Word Entity Duet: Document Parsers
The Word Entity Duet indexing application includes document parsers for ClueWeb and Wall Street Journal documents.
ClueWeb Document Parser
The ClueWeb Document Parser can parse and index ClueWeb09 and ClueWeb12 documents. The parser reads the gzipped warc
files. There is no need to unzip the warc files before using them in the indexer. The ClueWeb parser divides documents
into the fields described below.
"src/main/java/org/lemurproject/wordentityduet/indexer/parser/WSJParser.java"

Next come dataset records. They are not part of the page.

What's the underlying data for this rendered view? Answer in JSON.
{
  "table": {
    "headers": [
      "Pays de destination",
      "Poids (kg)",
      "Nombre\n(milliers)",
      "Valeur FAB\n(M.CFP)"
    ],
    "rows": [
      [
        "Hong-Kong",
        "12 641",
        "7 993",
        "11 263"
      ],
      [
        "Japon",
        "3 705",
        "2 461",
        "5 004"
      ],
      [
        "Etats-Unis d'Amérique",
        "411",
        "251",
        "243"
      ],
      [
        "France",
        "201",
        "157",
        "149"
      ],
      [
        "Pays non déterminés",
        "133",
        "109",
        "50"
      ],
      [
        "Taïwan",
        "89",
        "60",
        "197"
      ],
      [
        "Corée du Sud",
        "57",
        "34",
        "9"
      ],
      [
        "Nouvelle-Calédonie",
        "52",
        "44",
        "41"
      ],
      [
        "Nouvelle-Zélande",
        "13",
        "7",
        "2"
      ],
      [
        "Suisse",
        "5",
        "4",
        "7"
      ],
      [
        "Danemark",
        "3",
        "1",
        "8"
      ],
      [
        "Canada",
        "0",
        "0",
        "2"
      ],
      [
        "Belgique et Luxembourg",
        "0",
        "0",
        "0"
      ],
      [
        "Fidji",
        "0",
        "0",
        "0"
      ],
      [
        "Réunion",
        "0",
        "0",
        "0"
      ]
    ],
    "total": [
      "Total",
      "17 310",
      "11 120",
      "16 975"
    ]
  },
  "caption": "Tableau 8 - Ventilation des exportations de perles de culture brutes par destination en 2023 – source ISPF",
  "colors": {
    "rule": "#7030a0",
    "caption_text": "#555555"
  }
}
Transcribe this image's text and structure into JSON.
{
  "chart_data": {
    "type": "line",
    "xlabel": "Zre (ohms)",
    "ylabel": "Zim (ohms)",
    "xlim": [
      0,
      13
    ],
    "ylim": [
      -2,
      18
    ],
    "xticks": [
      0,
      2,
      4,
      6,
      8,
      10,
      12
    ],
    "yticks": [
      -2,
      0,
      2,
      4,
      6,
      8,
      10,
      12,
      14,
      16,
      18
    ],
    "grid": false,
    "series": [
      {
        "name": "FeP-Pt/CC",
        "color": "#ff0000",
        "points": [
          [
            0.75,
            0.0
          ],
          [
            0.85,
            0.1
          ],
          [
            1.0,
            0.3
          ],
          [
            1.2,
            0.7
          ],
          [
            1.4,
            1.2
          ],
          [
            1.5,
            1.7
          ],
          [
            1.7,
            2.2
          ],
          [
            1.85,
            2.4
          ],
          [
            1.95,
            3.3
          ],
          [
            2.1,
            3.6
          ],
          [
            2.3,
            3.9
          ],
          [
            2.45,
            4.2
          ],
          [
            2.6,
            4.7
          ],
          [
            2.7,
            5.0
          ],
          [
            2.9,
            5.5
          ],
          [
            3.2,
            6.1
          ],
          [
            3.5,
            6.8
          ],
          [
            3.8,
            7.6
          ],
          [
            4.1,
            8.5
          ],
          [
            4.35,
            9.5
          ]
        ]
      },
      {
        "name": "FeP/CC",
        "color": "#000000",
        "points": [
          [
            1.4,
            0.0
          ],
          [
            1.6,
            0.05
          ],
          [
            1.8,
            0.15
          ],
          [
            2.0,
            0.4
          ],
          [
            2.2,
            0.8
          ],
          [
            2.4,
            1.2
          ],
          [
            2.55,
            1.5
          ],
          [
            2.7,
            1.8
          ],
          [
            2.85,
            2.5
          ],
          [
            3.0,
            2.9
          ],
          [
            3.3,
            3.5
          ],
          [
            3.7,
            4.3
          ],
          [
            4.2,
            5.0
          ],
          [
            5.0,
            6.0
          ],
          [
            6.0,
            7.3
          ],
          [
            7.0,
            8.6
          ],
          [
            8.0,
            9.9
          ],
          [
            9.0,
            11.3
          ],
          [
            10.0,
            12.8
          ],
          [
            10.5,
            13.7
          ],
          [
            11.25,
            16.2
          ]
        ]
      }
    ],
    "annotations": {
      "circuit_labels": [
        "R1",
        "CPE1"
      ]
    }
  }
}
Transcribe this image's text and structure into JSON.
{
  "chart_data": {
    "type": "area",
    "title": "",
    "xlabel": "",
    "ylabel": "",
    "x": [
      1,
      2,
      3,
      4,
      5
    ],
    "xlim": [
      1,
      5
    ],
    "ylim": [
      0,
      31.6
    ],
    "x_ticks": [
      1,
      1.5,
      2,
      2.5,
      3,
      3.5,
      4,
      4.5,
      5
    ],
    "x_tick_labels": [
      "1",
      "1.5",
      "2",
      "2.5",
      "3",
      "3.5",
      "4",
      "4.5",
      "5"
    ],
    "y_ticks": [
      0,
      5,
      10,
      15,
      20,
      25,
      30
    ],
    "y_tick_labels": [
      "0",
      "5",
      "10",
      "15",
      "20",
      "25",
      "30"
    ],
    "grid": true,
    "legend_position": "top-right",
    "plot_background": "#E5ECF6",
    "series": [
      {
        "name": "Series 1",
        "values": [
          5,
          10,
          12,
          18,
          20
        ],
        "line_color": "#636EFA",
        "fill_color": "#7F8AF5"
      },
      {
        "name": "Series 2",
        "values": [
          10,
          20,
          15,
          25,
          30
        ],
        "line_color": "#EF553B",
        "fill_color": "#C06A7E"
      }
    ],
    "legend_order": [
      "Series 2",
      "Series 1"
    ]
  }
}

- internalid: A numeric sequence generated ID
- externalid: The ClueWeb document ID
- title: The text within the title tags in the document
- heading: The text within all heading tags in the document
- url: The url of the document
- body: The entire document including html tags
- entities: A string of entity IDs separated by spaces
Wall Street Journal Document Parser
The Wall Street Journal document parser can parse and index the Wall Street Journal articles from 1987-1992.
The Wall Street Journal parser divides documents into the fields described below.
- internalid: A numeric sequence generated ID
- externalid: The WSJ document ID
- title: The text between the HL tags
- summary: The text between the LP tags
- subject: The text between the IN tags
- body: The text between the TEXT tags
- all: The entire document including tags
- entities: A string of entity IDs separated by spaces